Lepsza struktura dźwigni, ale presja płynności rośnie
Wskaźnik BTC–USDT futures leverage ratio spadł w okolice 0,3, co sugeruje, że nadmierne wykorzystanie dźwigni z II i III kwartału 2025 roku zostało już zredukowane. Niższa dźwignia oznacza mniejsze ryzyko przymusowych likwidacji i stabilniejszą strukturę rynku futures. Jeśli momentum byków powróci, ten „oczyszczony” rynek może sprzyjać nowym pozycjom długim bez ryzyka nagłego załamania.
Wewnętrzne przepływy giełd wskazują na stres płynnościowy
Analityczka Pelin Ay z CryptoQuant zwraca uwagę na gwałtowny wzrost tzw. internal flows, czyli wewnętrznych transferów BTC między portfelami giełdowymi.
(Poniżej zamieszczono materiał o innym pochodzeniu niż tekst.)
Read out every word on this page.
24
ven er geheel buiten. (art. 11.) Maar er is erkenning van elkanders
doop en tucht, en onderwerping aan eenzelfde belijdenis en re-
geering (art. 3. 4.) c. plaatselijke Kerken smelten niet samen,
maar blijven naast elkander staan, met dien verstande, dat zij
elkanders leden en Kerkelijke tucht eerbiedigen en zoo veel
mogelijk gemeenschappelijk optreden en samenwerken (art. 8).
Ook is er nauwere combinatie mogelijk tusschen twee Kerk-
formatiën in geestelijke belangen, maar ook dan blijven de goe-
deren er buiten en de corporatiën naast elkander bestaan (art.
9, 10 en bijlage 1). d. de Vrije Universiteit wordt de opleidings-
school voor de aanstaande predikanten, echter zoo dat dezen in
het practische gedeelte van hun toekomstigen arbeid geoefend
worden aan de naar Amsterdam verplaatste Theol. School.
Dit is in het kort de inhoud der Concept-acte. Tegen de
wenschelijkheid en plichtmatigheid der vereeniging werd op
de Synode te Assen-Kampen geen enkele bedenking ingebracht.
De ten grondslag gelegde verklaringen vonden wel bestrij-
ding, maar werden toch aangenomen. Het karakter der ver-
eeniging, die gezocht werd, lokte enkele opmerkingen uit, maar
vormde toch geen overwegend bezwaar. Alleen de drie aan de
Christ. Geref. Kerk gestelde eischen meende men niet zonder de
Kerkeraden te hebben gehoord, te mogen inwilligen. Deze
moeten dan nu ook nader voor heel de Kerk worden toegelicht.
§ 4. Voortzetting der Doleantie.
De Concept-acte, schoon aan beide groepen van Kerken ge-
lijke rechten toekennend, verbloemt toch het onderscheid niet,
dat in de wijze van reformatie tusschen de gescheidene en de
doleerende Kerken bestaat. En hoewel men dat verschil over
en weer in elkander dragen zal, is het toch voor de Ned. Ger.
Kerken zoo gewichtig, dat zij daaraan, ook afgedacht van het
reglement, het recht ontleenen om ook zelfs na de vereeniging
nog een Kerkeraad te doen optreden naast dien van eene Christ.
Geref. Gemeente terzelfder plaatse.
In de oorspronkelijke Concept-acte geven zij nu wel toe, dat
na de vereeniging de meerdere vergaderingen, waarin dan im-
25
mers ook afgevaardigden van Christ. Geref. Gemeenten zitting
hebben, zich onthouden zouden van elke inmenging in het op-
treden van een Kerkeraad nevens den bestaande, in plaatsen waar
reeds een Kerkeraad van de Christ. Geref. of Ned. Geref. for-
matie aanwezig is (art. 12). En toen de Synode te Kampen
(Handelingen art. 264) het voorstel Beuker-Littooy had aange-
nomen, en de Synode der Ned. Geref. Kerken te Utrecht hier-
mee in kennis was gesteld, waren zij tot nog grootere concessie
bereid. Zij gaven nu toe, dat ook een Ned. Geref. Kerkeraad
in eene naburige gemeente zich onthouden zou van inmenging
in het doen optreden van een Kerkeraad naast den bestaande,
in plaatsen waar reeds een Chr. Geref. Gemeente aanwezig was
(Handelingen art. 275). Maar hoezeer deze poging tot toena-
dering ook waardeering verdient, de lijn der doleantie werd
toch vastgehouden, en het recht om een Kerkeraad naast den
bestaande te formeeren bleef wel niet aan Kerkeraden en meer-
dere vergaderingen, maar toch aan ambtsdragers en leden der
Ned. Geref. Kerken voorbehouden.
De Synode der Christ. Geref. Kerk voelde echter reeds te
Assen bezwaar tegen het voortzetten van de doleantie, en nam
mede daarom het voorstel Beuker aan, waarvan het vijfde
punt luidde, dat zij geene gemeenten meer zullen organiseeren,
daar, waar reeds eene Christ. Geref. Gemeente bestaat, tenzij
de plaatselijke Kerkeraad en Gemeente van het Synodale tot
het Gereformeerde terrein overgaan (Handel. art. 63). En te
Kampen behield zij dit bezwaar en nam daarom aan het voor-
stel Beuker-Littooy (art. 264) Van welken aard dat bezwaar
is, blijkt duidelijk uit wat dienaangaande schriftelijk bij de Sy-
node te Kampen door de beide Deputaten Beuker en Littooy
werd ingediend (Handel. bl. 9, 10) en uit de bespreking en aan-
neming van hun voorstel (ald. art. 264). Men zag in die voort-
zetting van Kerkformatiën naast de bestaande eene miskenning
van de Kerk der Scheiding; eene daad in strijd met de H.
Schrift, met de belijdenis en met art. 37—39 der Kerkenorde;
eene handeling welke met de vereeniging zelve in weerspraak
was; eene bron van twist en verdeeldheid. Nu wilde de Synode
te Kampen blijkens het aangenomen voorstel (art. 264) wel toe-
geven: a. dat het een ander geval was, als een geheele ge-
Takie ruchy — choć nie zawsze oznaczają sprzedaż — historycznie zbiegały się z okresami wysokiej zmienności i presji ze strony dużych graczy. Podobny wzorzec wystąpił podczas rajdów z 2024 i wiosny 2025 roku, po których następowały silne korekty. Obecny skok wewnętrznych przepływów, obserwowany od początku listopada, zbiegł się ze spadkiem Bitcoina z 110 000 USD do 95 000 USD.
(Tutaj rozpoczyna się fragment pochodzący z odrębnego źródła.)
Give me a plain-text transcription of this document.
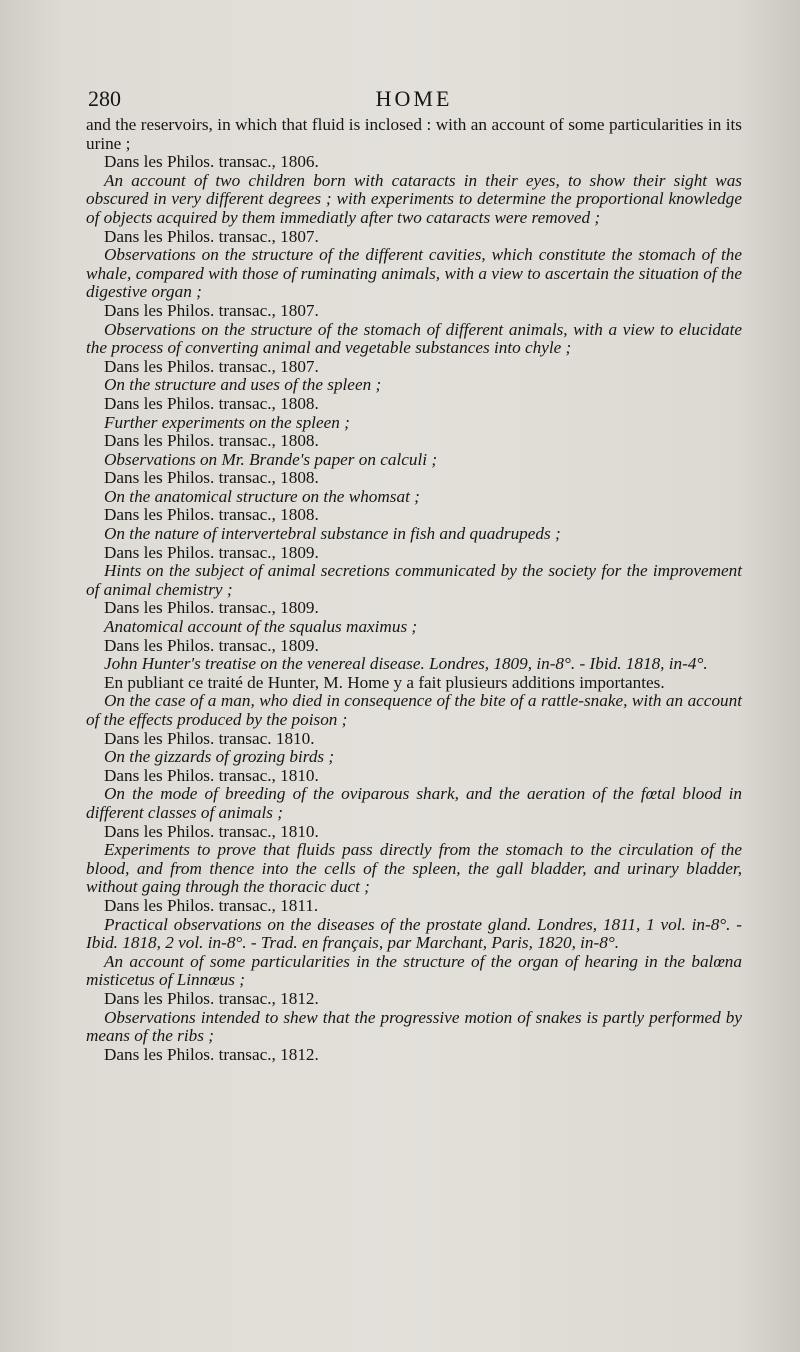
280	HOME

and the reservoirs, in which that fluid is inclosed : with an account of some particularities in its urine ;

Dans les Philos. transac., 1806.

An account of two children born with cataracts in their eyes, to show their sight was obscured in very different degrees ; with experiments to determine the proportional knowledge of objects acquired by them immediatly after two cataracts were removed ;

Dans les Philos. transac., 1807.

Observations on the structure of the different cavities, which constitute the stomach of the whale, compared with those of ruminating animals, with a view to ascertain the situation of the digestive organ ;

Dans les Philos. transac., 1807.

Observations on the structure of the stomach of different animals, with a view to elucidate the process of converting animal and vegetable substances into chyle ;

Dans les Philos. transac., 1807.

On the structure and uses of the spleen ;

Dans les Philos. transac., 1808.

Further experiments on the spleen ;

Dans les Philos. transac., 1808.

Observations on Mr. Brande's paper on calculi ;

Dans les Philos. transac., 1808.

On the anatomical structure on the whomsat ;

Dans les Philos. transac., 1808.

On the nature of intervertebral substance in fish and quadrupeds ;

Dans les Philos. transac., 1809.

Hints on the subject of animal secretions communicated by the society for the improvement of animal chemistry ;

Dans les Philos. transac., 1809.

Anatomical account of the squalus maximus ;

Dans les Philos. transac., 1809.

John Hunter's treatise on the venereal disease. Londres, 1809, in-8°. - Ibid. 1818, in-4°.

En publiant ce traité de Hunter, M. Home y a fait plusieurs additions importantes.

On the case of a man, who died in consequence of the bite of a rattle-snake, with an account of the effects produced by the poison ;

Dans les Philos. transac. 1810.

On the gizzards of grozing birds ;

Dans les Philos. transac., 1810.

On the mode of breeding of the oviparous shark, and the aeration of the fœtal blood in different classes of animals ;

Dans les Philos. transac., 1810.

Experiments to prove that fluids pass directly from the stomach to the circulation of the blood, and from thence into the cells of the spleen, the gall bladder, and urinary bladder, without gaing through the thoracic duct ;

Dans les Philos. transac., 1811.

Practical observations on the diseases of the prostate gland. Londres, 1811, 1 vol. in-8°. - Ibid. 1818, 2 vol. in-8°. - Trad. en français, par Marchant, Paris, 1820, in-8°.

An account of some particularities in the structure of the organ of hearing in the balœna misticetus of Linnœus ;

Dans les Philos. transac., 1812.

Observations intended to shew that the progressive motion of snakes is partly performed by means of the ribs ;

Dans les Philos. transac., 1812.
Bitcoin wciąż szuka rynkowego dna
Połączenie ujemnej bazy futures, rosnących przepływów wewnętrznych i spadku dźwigni sugeruje, że rynek Bitcoina wchodzi w fizjologiczną fazę oczyszczania po przegrzaniu. Choć krótkoterminowo presja spadkowa dominuje, część analityków uważa, że właśnie teraz mogą kształtować się warunki sprzyjające formowaniu średnioterminowego dna.